In a speech at the French Embassy here Jan. 15, CNES President Jean-Yves Le Gall said that his space agency has adopted climate as its major theme for 2015, emphasizing the role that spacecraft play in monitoring the planet’s climate.
“This year, we have chosen ‘Space for Climate’ as the CNES mantra as we seek to put climate at the center of our space policy,” Le Gall said.
That effort, he said, will culminate in December as Paris hosts the 21st yearly session of the Conference of the Parties to the 1992 United Nations Framework Convention on Climate Change, also known as COP 21. Le Gall said he would use the event to emphasize the importance of space in providing data to inform policymakers.
“Out of the 50 or so key climate variables, 26 are being monitored from space,” Le Gall said. “You can imagine just how important space-based systems are to provide data for climate models.”
In an interview prior to his speech, Le Gall emphasized the importance climate science will have for his agency in 2015 because of the COP 21 conference. “We will insist on the fact that space is very important to understand and to monitor the climate,” he said.
As one example of the role space plays in climate monitoring, he noted efforts to track sea-level rise that he said require the use of spacecraft. “Only satellites can provide global coverage of what’s going on on planet Earth,” he said. “Space, in my opinion, is at the center of climate issues.”
One of the milestones CNES expects for climate science in 2015 is the launch of Jason-3, a joint mission with NASA to measure the height of the ocean surface. The spacecraft is scheduled for launch in mid-2015 on a SpaceX Falcon 9 rocket from Vandenberg Air Force Base in California.
Le Gall also cited the agreement between CNES and NASA in May 2014 to jointly develop another climate science spacecraft, the Surface Water and Ocean Topography mission, planned for launch in 2020. “Cooperation with NASA is part of the DNA of CNES, and we will continue it,” Le Gall said.
The new CNES emphasis will be displayed in other venues as well. Le Gall said the agency’s pavilion at the Paris Air Show in June will be devoted entirely to climate science.
CNES’s climate science plan was endorsed by Gérard Araud, France’s ambassador to the United States, in remarks preceding Le Gall’s speech. “In 2015, climate change will be central to French space policy,” he said, citing the potential of the COP 21 conference to adopt measures to address climate change. “The space community should play an active role in this transition.”

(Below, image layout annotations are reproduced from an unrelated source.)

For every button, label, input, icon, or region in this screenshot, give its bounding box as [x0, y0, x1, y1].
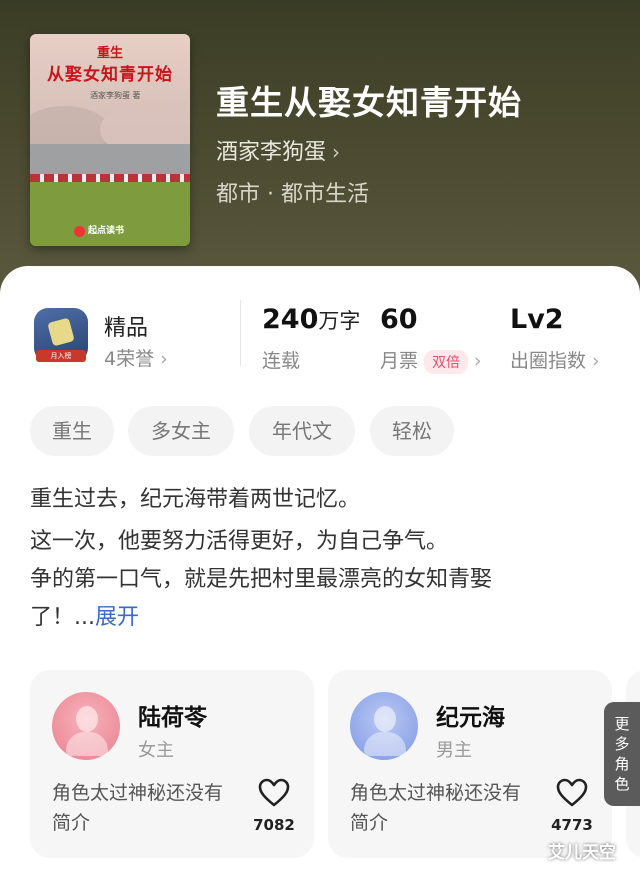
role-name: 陆荷苓 — [138, 705, 207, 731]
honors-link[interactable]: 4荣誉 › — [104, 344, 168, 371]
chevron-right-icon: › — [160, 348, 168, 370]
chevron-right-icon: › — [592, 350, 600, 372]
cover-publisher: 起点读书 — [88, 226, 125, 236]
divider — [240, 300, 241, 366]
role-card[interactable]: 纪元海 男主 角色太过神秘还没有简介 4773 — [328, 670, 612, 858]
role-description: 角色太过神秘还没有简介 — [350, 782, 522, 834]
role-description: 角色太过神秘还没有简介 — [52, 782, 224, 834]
more-roles-button[interactable]: 更多角色 — [604, 702, 640, 806]
role-card[interactable]: 陆荷苓 女主 角色太过神秘还没有简介 7082 — [30, 670, 314, 858]
tag-chip[interactable]: 重生 — [30, 406, 114, 456]
avatar — [52, 692, 120, 760]
tag-chip[interactable]: 年代文 — [249, 406, 355, 456]
description-line: 这一次，他要努力活得更好，为自己争气。 — [30, 529, 449, 554]
cover-title: 从娶女知青开始 — [47, 65, 173, 85]
tag-chip[interactable]: 轻松 — [370, 406, 454, 456]
watermark: 艾儿天空 — [548, 843, 616, 863]
publisher-logo-icon — [74, 226, 85, 237]
double-badge: 双倍 — [424, 349, 469, 374]
monthly-tickets-value: 60 — [380, 304, 418, 335]
expand-link[interactable]: 展开 — [95, 605, 139, 630]
role-type: 男主 — [436, 740, 472, 761]
index-label: 出圈指数 — [510, 350, 587, 372]
cover-title-small: 重生 — [96, 46, 123, 61]
serial-status: 连载 — [262, 350, 301, 372]
book-cover[interactable]: 重生 从娶女知青开始 酒家李狗蛋 著 起点读书 — [30, 34, 190, 246]
cover-field — [30, 182, 190, 246]
description-last-line: 了！...展开 — [30, 605, 139, 630]
role-name: 纪元海 — [436, 705, 505, 731]
avatar — [350, 692, 418, 760]
description-line: 重生过去，纪元海带着两世记忆。 — [30, 487, 361, 512]
index-level: Lv2 — [510, 304, 564, 335]
quality-label: 精品 — [104, 316, 149, 341]
book-genre: 都市 · 都市生活 — [216, 182, 369, 207]
honors-count: 4荣誉 — [104, 348, 155, 370]
monthly-tickets-link[interactable]: 月票 双倍 › — [380, 346, 482, 374]
heart-icon[interactable] — [258, 778, 290, 808]
description-line: 争的第一口气，就是先把村里最漂亮的女知青娶 — [30, 567, 493, 592]
chevron-right-icon: › — [332, 140, 341, 164]
badge-ribbon: 月入榜 — [36, 350, 86, 362]
tag-chip[interactable]: 多女主 — [128, 406, 234, 456]
index-link[interactable]: 出圈指数 › — [510, 346, 600, 373]
book-title: 重生从娶女知青开始 — [216, 83, 522, 122]
chevron-right-icon: › — [474, 350, 482, 372]
cover-train — [30, 174, 190, 182]
like-count: 4773 — [551, 816, 593, 834]
author-name: 酒家李狗蛋 — [216, 140, 327, 165]
cover-author: 酒家李狗蛋 著 — [90, 91, 141, 100]
role-type: 女主 — [138, 740, 174, 761]
word-count: 240万字 — [262, 304, 361, 335]
author-link[interactable]: 酒家李狗蛋 › — [216, 134, 340, 166]
like-count: 7082 — [253, 816, 295, 834]
quality-badge-icon: 月入榜 — [32, 306, 90, 368]
monthly-tickets-label: 月票 — [380, 350, 419, 372]
heart-icon[interactable] — [556, 778, 588, 808]
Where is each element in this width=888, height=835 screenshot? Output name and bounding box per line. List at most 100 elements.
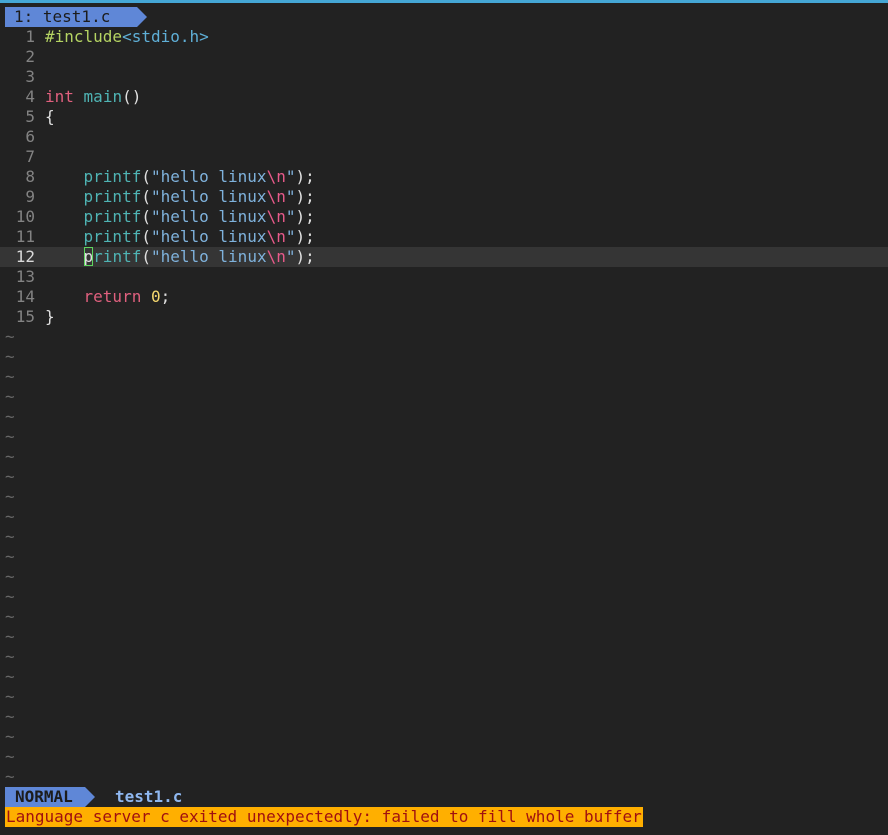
tilde-marker: ~ <box>5 407 15 426</box>
empty-buffer-line: ~ <box>0 647 888 667</box>
tilde-marker: ~ <box>5 707 15 726</box>
empty-buffer-line: ~ <box>0 487 888 507</box>
code-line[interactable]: 8 printf("hello linux\n"); <box>0 167 888 187</box>
code-token: ); <box>295 247 315 266</box>
code-token: printf <box>83 167 142 186</box>
code-line[interactable]: 9 printf("hello linux\n"); <box>0 187 888 207</box>
editor-buffer[interactable]: 1 #include<stdio.h> 2 3 4 int main() 5{6 7 8 pri… <box>0 27 888 787</box>
empty-buffer-line: ~ <box>0 407 888 427</box>
line-code[interactable]: printf("hello linux\n"); <box>45 207 315 227</box>
code-token: \n <box>266 167 286 186</box>
empty-buffer-line: ~ <box>0 367 888 387</box>
empty-buffer-line: ~ <box>0 467 888 487</box>
code-token: "hello linux <box>150 167 267 186</box>
empty-buffer-line: ~ <box>0 387 888 407</box>
buffer-tab[interactable]: 1: test1.c <box>5 7 137 27</box>
code-line-current[interactable]: 12 printf("hello linux\n"); <box>0 247 888 267</box>
code-line[interactable]: 15} <box>0 307 888 327</box>
code-token: "hello linux <box>150 227 267 246</box>
line-code[interactable]: #include<stdio.h> <box>45 27 209 47</box>
line-number: 5 <box>25 107 35 126</box>
empty-buffer-line: ~ <box>0 607 888 627</box>
tilde-marker: ~ <box>5 387 15 406</box>
code-token: int <box>45 87 74 106</box>
code-token: \n <box>266 227 286 246</box>
code-line[interactable]: 10 printf("hello linux\n"); <box>0 207 888 227</box>
tilde-marker: ~ <box>5 327 15 346</box>
line-code[interactable]: printf("hello linux\n"); <box>45 247 315 267</box>
tilde-marker: ~ <box>5 527 15 546</box>
empty-buffer-line: ~ <box>0 447 888 467</box>
code-token: ( <box>141 207 151 226</box>
empty-buffer-line: ~ <box>0 567 888 587</box>
empty-buffer-line: ~ <box>0 767 888 787</box>
line-number: 6 <box>25 127 35 146</box>
line-code[interactable]: int main() <box>45 87 141 107</box>
code-token: \n <box>266 247 286 266</box>
code-line[interactable]: 14 return 0; <box>0 287 888 307</box>
code-token: <stdio.h> <box>122 27 209 46</box>
window-top-border <box>0 0 888 3</box>
tilde-marker: ~ <box>5 607 15 626</box>
tilde-marker: ~ <box>5 767 15 786</box>
code-token: ); <box>295 187 315 206</box>
code-token: printf <box>83 227 142 246</box>
line-number: 13 <box>15 267 35 286</box>
empty-buffer-line: ~ <box>0 707 888 727</box>
mode-separator-arrow <box>85 787 95 807</box>
line-number: 9 <box>25 187 35 206</box>
line-number: 10 <box>15 207 35 226</box>
line-code[interactable]: return 0; <box>45 287 171 307</box>
line-code[interactable]: printf("hello linux\n"); <box>45 167 315 187</box>
line-code[interactable]: printf("hello linux\n"); <box>45 227 315 247</box>
text-cursor: p <box>83 247 94 266</box>
code-token: } <box>45 307 55 326</box>
tilde-marker: ~ <box>5 367 15 386</box>
code-token: () <box>122 87 142 106</box>
code-token: ( <box>141 247 151 266</box>
error-message: Language server c exited unexpectedly: f… <box>5 807 643 827</box>
tilde-marker: ~ <box>5 447 15 466</box>
code-token: \n <box>266 207 286 226</box>
line-code[interactable]: { <box>45 107 55 127</box>
line-number: 3 <box>25 67 35 86</box>
code-line[interactable]: 7 <box>0 147 888 167</box>
code-token: ( <box>141 167 151 186</box>
code-line[interactable]: 5{ <box>0 107 888 127</box>
code-token: printf <box>83 187 142 206</box>
code-line[interactable]: 1 #include<stdio.h> <box>0 27 888 47</box>
code-line[interactable]: 6 <box>0 127 888 147</box>
code-line[interactable]: 3 <box>0 67 888 87</box>
code-token: "hello linux <box>150 207 267 226</box>
code-line[interactable]: 11 printf("hello linux\n"); <box>0 227 888 247</box>
line-number: 15 <box>15 307 35 326</box>
line-number: 1 <box>25 27 35 46</box>
empty-buffer-line: ~ <box>0 687 888 707</box>
code-token: #include <box>45 27 123 46</box>
tilde-marker: ~ <box>5 347 15 366</box>
code-line[interactable]: 2 <box>0 47 888 67</box>
code-line[interactable]: 4 int main() <box>0 87 888 107</box>
empty-buffer-line: ~ <box>0 747 888 767</box>
tilde-marker: ~ <box>5 427 15 446</box>
line-code[interactable]: printf("hello linux\n"); <box>45 187 315 207</box>
code-token: return <box>83 287 142 306</box>
empty-buffer-line: ~ <box>0 627 888 647</box>
line-number: 7 <box>25 147 35 166</box>
statusline: NORMAL test1.c <box>0 787 888 807</box>
line-code[interactable]: } <box>45 307 55 327</box>
empty-buffer-line: ~ <box>0 587 888 607</box>
code-line[interactable]: 13 <box>0 267 888 287</box>
code-token: 0 <box>150 287 161 306</box>
code-token: printf <box>83 207 142 226</box>
tilde-marker: ~ <box>5 567 15 586</box>
empty-buffer-line: ~ <box>0 347 888 367</box>
empty-buffer-line: ~ <box>0 667 888 687</box>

Le Gall said 2015 will also be used to build upon two major successes of the previous year: the approval by European ministers in December of developing the Ariane 6 launch vehicle, and the arrival of the European Space Agency’s Rosetta spacecraft at comet 67P/Churyumov-Gerasimenko, including the landing of the Philae spacecraft on the comet’s nucleus in November.

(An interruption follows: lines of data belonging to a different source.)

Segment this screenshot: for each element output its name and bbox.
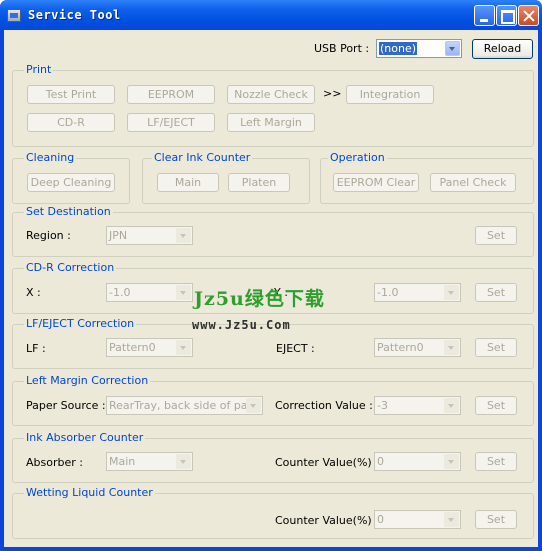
eject-select[interactable]: Pattern0 bbox=[374, 338, 461, 357]
absorber-label: Absorber : bbox=[26, 456, 83, 469]
wetting-counter-value: 0 bbox=[377, 513, 384, 526]
usb-port-label: USB Port : bbox=[314, 42, 370, 55]
chevron-down-icon[interactable] bbox=[176, 454, 191, 469]
absorber-select[interactable]: Main bbox=[106, 452, 193, 471]
deep-cleaning-button[interactable]: Deep Cleaning bbox=[27, 173, 115, 192]
service-tool-window: Service Tool USB Port : (none) Reload Pr… bbox=[0, 0, 542, 551]
eject-value: Pattern0 bbox=[377, 341, 424, 354]
chevron-down-icon[interactable] bbox=[176, 285, 191, 300]
usb-port-select[interactable]: (none) bbox=[376, 39, 462, 58]
client-area: USB Port : (none) Reload Print Test Prin… bbox=[4, 30, 538, 547]
panel-check-button[interactable]: Panel Check bbox=[430, 173, 516, 192]
region-label: Region : bbox=[26, 229, 71, 242]
paper-source-select[interactable]: RearTray, back side of pap bbox=[106, 396, 263, 415]
watermark-url: www.Jz5u.Com bbox=[192, 318, 291, 332]
destination-set-button[interactable]: Set bbox=[475, 226, 517, 245]
chevron-down-icon[interactable] bbox=[444, 398, 459, 413]
integration-button[interactable]: Integration bbox=[346, 85, 434, 104]
eeprom-clear-button[interactable]: EEPROM Clear bbox=[333, 173, 419, 192]
absorber-value: Main bbox=[109, 455, 136, 468]
lf-select[interactable]: Pattern0 bbox=[106, 338, 193, 357]
x-select[interactable]: -1.0 bbox=[106, 283, 193, 302]
clear-platen-button[interactable]: Platen bbox=[228, 173, 290, 192]
minimize-icon[interactable] bbox=[474, 5, 495, 26]
lf-value: Pattern0 bbox=[109, 341, 156, 354]
test-print-button[interactable]: Test Print bbox=[27, 85, 115, 104]
chevron-down-icon[interactable] bbox=[445, 41, 460, 56]
chevron-down-icon[interactable] bbox=[246, 398, 261, 413]
eeprom-button[interactable]: EEPROM bbox=[127, 85, 215, 104]
chevron-down-icon[interactable] bbox=[176, 340, 191, 355]
wetting-counter-value-label: Counter Value(%) : bbox=[275, 514, 379, 527]
wetting-set-button[interactable]: Set bbox=[475, 510, 517, 529]
chevron-down-icon[interactable] bbox=[176, 228, 191, 243]
integration-arrow: >> bbox=[323, 87, 342, 100]
left-margin-set-button[interactable]: Set bbox=[475, 396, 517, 415]
x-label: X : bbox=[26, 286, 41, 299]
chevron-down-icon[interactable] bbox=[444, 285, 459, 300]
window-title: Service Tool bbox=[28, 8, 121, 22]
y-value: -1.0 bbox=[377, 286, 399, 299]
cd-r-button[interactable]: CD-R bbox=[27, 113, 115, 132]
set-destination-group bbox=[12, 212, 534, 257]
ink-absorber-set-button[interactable]: Set bbox=[475, 452, 517, 471]
clear-ink-counter-legend: Clear Ink Counter bbox=[152, 151, 253, 164]
region-value: JPN bbox=[109, 229, 128, 242]
reload-button[interactable]: Reload bbox=[472, 39, 533, 59]
cd-r-set-button[interactable]: Set bbox=[475, 283, 517, 302]
print-group bbox=[12, 70, 534, 147]
print-legend: Print bbox=[24, 63, 54, 76]
set-destination-legend: Set Destination bbox=[24, 205, 113, 218]
absorber-counter-value-label: Counter Value(%) : bbox=[275, 456, 379, 469]
y-select[interactable]: -1.0 bbox=[374, 283, 461, 302]
maximize-icon[interactable] bbox=[496, 5, 517, 26]
app-icon bbox=[7, 9, 21, 22]
left-margin-button[interactable]: Left Margin bbox=[227, 113, 315, 132]
absorber-counter-value: 0 bbox=[377, 455, 384, 468]
operation-legend: Operation bbox=[328, 151, 387, 164]
close-icon[interactable] bbox=[518, 5, 539, 26]
lf-eject-button[interactable]: LF/EJECT bbox=[127, 113, 215, 132]
usb-port-value: (none) bbox=[379, 42, 418, 55]
ink-absorber-counter-legend: Ink Absorber Counter bbox=[24, 431, 146, 444]
nozzle-check-button[interactable]: Nozzle Check bbox=[227, 85, 315, 104]
correction-value: -3 bbox=[377, 399, 388, 412]
wetting-counter-value-select[interactable]: 0 bbox=[374, 510, 461, 529]
lf-eject-set-button[interactable]: Set bbox=[475, 338, 517, 357]
absorber-counter-value-select[interactable]: 0 bbox=[374, 452, 461, 471]
chevron-down-icon[interactable] bbox=[444, 454, 459, 469]
x-value: -1.0 bbox=[109, 286, 131, 299]
wetting-liquid-counter-legend: Wetting Liquid Counter bbox=[24, 486, 155, 499]
cleaning-legend: Cleaning bbox=[24, 151, 77, 164]
paper-source-label: Paper Source : bbox=[26, 399, 106, 412]
eject-label: EJECT : bbox=[276, 342, 315, 355]
cd-r-correction-legend: CD-R Correction bbox=[24, 261, 117, 274]
paper-source-value: RearTray, back side of pap bbox=[109, 399, 255, 412]
correction-value-select[interactable]: -3 bbox=[374, 396, 461, 415]
region-select[interactable]: JPN bbox=[106, 226, 193, 245]
title-bar[interactable]: Service Tool bbox=[0, 0, 542, 30]
chevron-down-icon[interactable] bbox=[444, 512, 459, 527]
watermark-logo: Jz5u绿色下载 bbox=[194, 288, 325, 310]
clear-main-button[interactable]: Main bbox=[157, 173, 219, 192]
lf-label: LF : bbox=[26, 342, 46, 355]
lf-eject-correction-legend: LF/EJECT Correction bbox=[24, 317, 137, 330]
left-margin-correction-legend: Left Margin Correction bbox=[24, 374, 151, 387]
correction-value-label: Correction Value : bbox=[275, 399, 373, 412]
chevron-down-icon[interactable] bbox=[444, 340, 459, 355]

“This latest decision is truly historic,” Le Gall said of the decision to proceed with the Ariane 6. The modernized, simpler design of the vehicle, along with a “reshaped” role for industry in its development, should reduce launch costs by about half compared with the Ariane 5, he said.
Le Gall was also optimistic that Philae, which stopped transmitting shortly after landing on the comet when it exhausted its batteries, could revive this year when sunlight hits its solar panels and recharges its batteries. “By March, we will be able to turn its instruments back on,” he said.
“After 2014, which was quite successful, I think 2015 will be as successful, but in other areas,” Le Gall said. “You’re not going to decide on a new launcher every year.”